Honorary inscription of the temple of Terracina
The drawing on display is on the side of the sheet with inventory GDSU 404 A, which belongs to the so-called Taccuino dei viaggi di Baldassarre Peruzzi (Travel Notebook of Baldassarre Peruzzi). The work is composed of thirty-six sheets containing life sketches of antiquities seen by the Siena-born architect during a trip to southern Lazio. It can be dated to between 1519 and 1520, and is today housed in the Department of Prints and Drawings of the Uffizi.
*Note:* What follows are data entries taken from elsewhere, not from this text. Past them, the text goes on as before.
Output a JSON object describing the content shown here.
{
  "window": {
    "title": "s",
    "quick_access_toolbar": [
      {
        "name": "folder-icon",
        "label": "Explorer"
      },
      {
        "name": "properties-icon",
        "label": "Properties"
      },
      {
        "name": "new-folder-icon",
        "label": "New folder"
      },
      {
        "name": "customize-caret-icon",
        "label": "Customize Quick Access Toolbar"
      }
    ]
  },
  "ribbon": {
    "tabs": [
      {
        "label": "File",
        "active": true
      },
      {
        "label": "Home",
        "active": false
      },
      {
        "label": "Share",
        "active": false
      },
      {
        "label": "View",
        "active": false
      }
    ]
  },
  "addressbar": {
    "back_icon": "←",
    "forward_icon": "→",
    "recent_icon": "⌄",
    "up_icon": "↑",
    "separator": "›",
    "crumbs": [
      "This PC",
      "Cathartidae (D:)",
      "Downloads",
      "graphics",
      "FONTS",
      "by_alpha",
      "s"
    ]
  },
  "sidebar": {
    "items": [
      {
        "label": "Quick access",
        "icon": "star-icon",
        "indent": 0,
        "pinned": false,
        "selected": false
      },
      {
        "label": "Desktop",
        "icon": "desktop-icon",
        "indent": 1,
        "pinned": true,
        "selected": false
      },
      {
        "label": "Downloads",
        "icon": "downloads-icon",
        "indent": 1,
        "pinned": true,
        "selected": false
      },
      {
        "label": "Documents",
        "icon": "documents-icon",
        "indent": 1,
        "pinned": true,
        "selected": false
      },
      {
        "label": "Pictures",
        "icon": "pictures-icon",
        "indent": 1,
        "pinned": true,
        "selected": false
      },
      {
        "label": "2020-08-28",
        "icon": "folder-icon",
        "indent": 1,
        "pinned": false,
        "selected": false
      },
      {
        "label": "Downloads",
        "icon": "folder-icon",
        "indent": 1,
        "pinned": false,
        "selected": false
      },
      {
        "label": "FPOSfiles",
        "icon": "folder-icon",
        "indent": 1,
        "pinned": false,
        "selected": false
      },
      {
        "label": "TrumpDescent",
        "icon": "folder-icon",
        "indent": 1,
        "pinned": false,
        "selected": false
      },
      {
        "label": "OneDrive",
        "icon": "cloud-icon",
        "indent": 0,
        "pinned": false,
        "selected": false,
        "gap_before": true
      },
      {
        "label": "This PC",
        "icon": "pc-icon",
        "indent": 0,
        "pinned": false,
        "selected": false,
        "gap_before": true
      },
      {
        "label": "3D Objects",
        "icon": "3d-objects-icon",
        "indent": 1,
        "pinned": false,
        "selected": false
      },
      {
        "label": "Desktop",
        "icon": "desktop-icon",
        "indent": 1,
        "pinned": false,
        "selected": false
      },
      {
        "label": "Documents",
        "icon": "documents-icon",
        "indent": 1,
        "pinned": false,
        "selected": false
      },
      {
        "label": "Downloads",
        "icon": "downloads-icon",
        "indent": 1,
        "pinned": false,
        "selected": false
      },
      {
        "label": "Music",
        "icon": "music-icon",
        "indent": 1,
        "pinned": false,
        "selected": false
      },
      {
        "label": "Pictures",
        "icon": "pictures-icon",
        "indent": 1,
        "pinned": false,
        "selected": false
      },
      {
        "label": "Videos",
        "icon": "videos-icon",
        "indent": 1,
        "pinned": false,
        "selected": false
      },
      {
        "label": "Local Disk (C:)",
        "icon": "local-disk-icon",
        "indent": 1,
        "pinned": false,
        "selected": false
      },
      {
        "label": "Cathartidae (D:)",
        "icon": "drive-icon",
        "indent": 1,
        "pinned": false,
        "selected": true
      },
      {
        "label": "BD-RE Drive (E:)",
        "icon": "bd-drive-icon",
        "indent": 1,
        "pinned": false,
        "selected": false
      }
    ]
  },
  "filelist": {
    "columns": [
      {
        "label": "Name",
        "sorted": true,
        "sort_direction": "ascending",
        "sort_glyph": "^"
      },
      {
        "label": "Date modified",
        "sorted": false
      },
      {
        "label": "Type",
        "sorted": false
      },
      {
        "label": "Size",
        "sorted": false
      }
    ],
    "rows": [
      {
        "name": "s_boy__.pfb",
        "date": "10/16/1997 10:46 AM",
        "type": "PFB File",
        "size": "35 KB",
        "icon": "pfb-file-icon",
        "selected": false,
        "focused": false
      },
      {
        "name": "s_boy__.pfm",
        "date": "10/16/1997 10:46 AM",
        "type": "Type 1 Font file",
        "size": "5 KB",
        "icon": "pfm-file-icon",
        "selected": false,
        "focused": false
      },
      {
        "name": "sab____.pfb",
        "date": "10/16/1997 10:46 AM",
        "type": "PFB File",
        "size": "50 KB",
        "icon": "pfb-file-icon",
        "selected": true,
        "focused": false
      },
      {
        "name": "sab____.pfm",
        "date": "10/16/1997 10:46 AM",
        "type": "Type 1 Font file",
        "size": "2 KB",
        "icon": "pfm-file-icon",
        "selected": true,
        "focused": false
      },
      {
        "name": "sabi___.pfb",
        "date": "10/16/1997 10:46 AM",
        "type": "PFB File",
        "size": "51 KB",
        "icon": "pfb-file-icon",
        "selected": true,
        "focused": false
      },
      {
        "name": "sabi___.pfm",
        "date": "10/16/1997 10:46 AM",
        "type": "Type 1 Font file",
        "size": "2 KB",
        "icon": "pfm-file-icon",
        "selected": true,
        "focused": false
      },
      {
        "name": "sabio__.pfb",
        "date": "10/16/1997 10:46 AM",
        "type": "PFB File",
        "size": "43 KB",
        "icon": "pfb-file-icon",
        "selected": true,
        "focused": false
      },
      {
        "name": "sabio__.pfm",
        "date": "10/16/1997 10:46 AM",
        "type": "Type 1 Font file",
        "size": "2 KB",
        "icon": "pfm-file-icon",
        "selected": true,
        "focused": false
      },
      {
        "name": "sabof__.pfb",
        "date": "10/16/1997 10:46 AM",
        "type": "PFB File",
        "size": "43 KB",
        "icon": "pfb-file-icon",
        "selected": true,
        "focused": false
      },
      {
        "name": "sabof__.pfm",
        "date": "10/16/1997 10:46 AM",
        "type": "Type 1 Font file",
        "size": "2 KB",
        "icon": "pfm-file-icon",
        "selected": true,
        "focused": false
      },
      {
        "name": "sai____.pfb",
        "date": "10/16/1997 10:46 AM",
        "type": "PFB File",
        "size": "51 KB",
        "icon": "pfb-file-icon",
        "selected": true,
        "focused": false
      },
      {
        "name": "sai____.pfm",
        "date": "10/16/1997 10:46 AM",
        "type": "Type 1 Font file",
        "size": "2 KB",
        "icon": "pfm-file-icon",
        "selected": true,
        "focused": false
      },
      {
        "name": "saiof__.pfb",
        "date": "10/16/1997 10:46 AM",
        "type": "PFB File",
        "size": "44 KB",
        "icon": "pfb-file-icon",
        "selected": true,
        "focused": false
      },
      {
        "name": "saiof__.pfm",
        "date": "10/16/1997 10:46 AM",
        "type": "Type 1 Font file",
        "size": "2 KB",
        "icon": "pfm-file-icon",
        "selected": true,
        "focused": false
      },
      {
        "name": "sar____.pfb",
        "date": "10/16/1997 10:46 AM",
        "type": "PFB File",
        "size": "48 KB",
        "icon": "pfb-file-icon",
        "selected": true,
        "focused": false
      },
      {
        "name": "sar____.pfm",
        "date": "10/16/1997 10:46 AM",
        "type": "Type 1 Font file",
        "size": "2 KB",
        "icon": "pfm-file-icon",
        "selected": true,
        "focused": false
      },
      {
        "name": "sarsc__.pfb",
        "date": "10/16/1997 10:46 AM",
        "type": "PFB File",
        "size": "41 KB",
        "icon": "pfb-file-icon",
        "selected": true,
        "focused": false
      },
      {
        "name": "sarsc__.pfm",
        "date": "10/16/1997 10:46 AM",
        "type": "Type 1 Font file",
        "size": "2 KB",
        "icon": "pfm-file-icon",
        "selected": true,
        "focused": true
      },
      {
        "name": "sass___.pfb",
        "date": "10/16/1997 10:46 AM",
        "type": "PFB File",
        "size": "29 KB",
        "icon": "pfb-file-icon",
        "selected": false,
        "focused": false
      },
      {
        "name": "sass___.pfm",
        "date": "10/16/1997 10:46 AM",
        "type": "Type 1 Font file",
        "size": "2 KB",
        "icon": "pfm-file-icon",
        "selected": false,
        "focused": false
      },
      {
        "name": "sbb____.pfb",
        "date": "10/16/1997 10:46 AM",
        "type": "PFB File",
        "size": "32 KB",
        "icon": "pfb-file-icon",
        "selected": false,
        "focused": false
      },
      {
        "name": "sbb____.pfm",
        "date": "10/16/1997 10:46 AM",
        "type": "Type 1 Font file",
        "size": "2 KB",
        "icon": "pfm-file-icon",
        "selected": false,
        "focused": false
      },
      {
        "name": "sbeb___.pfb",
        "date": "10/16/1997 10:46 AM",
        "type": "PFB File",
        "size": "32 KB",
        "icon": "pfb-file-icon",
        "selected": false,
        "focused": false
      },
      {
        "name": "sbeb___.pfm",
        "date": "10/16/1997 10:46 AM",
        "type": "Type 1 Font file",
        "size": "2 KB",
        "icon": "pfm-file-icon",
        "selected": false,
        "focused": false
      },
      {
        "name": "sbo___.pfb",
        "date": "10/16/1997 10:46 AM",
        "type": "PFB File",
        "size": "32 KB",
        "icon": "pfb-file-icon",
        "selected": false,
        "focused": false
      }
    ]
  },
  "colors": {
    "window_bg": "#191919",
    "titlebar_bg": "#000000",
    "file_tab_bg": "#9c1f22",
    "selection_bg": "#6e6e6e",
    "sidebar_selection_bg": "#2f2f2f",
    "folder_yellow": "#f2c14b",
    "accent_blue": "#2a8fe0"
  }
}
The building depicted on this sheet and on the previous one (GDSU 403 A) is the temple erected in Terracina in honor of Prince Tiberius and his mother, Augusta Livia Drusilla, by then a member of the gens Iulia. It was built before 42 AD and then restored, probably under Claudius' principate, when the honorary inscription was adapted. In the sketch analyzed here, we see the drawing of one of the capitals, which can thus be attributed to the Ionic order, and the section of the entablature, as well as the text of the epigraph (CIL X 6309). The transcription is generally correct, although capital letters and italics alternate for no apparent reason related to their interpretation; one can also spot an initial inaccuracy - in a now lost fragment, the abbreviation of the prince's personal name (the letters - Ti - for Tiberius) should have been inscribed, and not that of the term Imp(erator) - and an omission at the end of line 2, where the verb fec(it), referring to the original construction of the monument, is missing.
Peruzzi's testimony establishes that the temple, built along the Appian Way, was still standing at the beginning of the 16th century, although it had already been partially incorporated into the adjacent medieval buildings constructed in the city center in the meantime.